Team 6 had assembled an array of drawings, models, and computer animated solutions at their station when Arroyo, the master, arrived and essentially asked them to start from scratch.
“We like our processes, but processes can also make very bad solutions,” he said, with the physical presence of Antonio Banderas playing an architect in an Almodovar film.
“You have to frame the project in a very concrete way and then you make only one solution.”

Arroyo urged the students to get their story straight and then make a case that wouldn’t bog down in architect-speak or abstraction.
“We are talking to the public. We aren’t just talking to architects, so the public has to feel that something is happening here,” he said.
One team, one entry. Arroyo had 28 more consultations.

Theory and practice
For Wimer, the real impetus behind the competition is to push for a solution that re-imagines the bridge as a point of contact between Belmont and the Downtown Mall, something he feels the MMM design didn’t accomplish.
“What we have for the bridge now is a bypass. It essentially takes people right by the center of town and past it. And VDOT would say that’s fine because it’s facilitating automobile traffic. But what about people traffic?” Wimer asked.

James Moore, a second year landscape design student in the master’s program, lives in Belmont and rides his bicycle across the bridge every day on the way to school. Moore is realistic about the way the competition will inform the city’s final decision on redeveloping the site.

“I have some good friends who worked on the MMM proposal and I’m very aware of the constraints they faced from their side of things versus all the possibilities we’re bringing up,” he said. “I guess the thing I hope for is that a really great conversation comes out of this and the city gets excited about things and people get excited about a couple ideas and there’s some consensus to push behind.”

Kurt Marsh, a fourth year dual program student framed the challenge that his team faced in conceiving a solution.
“I think from the theoretical standpoint the site and the competition is really interesting because of the potential of continuing an idea of the Mall as a public space for Charlottesville across what is a divide presented by the railroad and some interesting topography changes,” Marsh said.

Cox deserves a large measure of credit for the way the architecture school has embraced the project. As mayor, he oversaw the McIntire Park master planning process, which ended up as a cause of frustration and a point of pride for him.
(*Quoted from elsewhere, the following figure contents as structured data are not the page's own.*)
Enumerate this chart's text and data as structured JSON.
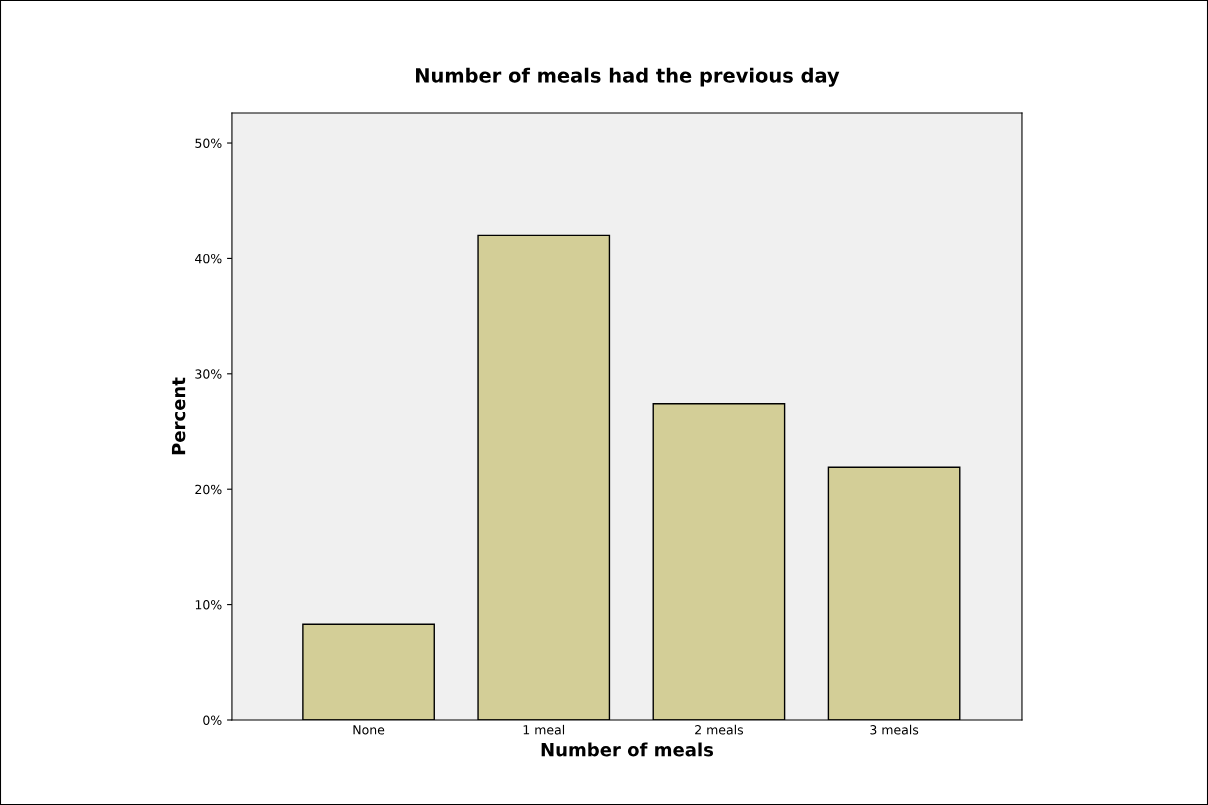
{
  "chart_data": {
    "type": "bar",
    "title": "Number of meals had the previous day",
    "xlabel": "Number of meals",
    "ylabel": "Percent",
    "categories": [
      "None",
      "1 meal",
      "2 meals",
      "3 meals"
    ],
    "values": [
      8.3,
      42.0,
      27.4,
      21.9
    ],
    "color": "#d3ce97",
    "ylim": [
      0,
      52.6
    ],
    "yticks": [
      {
        "value": 0,
        "label": "0%"
      },
      {
        "value": 10,
        "label": "10%"
      },
      {
        "value": 20,
        "label": "20%"
      },
      {
        "value": 30,
        "label": "30%"
      },
      {
        "value": 40,
        "label": "40%"
      },
      {
        "value": 50,
        "label": "50%"
      }
    ],
    "grid": false
  }
}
Far from dampening his hopes, he believes the bridge design competition can be a game-changer.
“I hope it becomes the catalyst for the total transformation of the area,” Cox said. “I think that it’s highly likely that amongst the various proposals, there will be the germ of an idea that nobody has thought of that might be transformative and give the city the courage to make a bold move.”

And then there’s Wimer, the primary instigator, who doesn’t think the city can move forward with the MMM plan after people see what’s possible.
“Once you have seen that vision as a model and then for the city to come back and say, ‘We’re going to give you what you used to have, that old bridge. And we’re going to pay a million bucks to the people who designed it and we’re going to pay $14 million of your taxes to build it…’ I just don’t see it,” he said.

Belmont Bridge Design Competition entries are on display at the CitySpace Gallery from February 13-19. People’s choice and jury awards will be announced at 8pm on Sunday, February 19. Jury members include: UVA architecture faculty members Peter Waldman and Phoebe Crisman; Belmont-Carlton Neighborhood Association President Greg Jackson; Downtown Business Association member Joan Fenton; Heather Higgins of Bike Charlottesville; Bridge PAI co-founder Zack Worrell; and Brian Wimer.
Spanish architect Eduardo Arroyo (left), founder of the architecture firm NO.MAD, engaged students and faculty members from UVA’s School of Architecture and School of Landscape Architecture in “Belmont Vortex,” which will produce 29 entries in the Belmont Bridge Design Competition.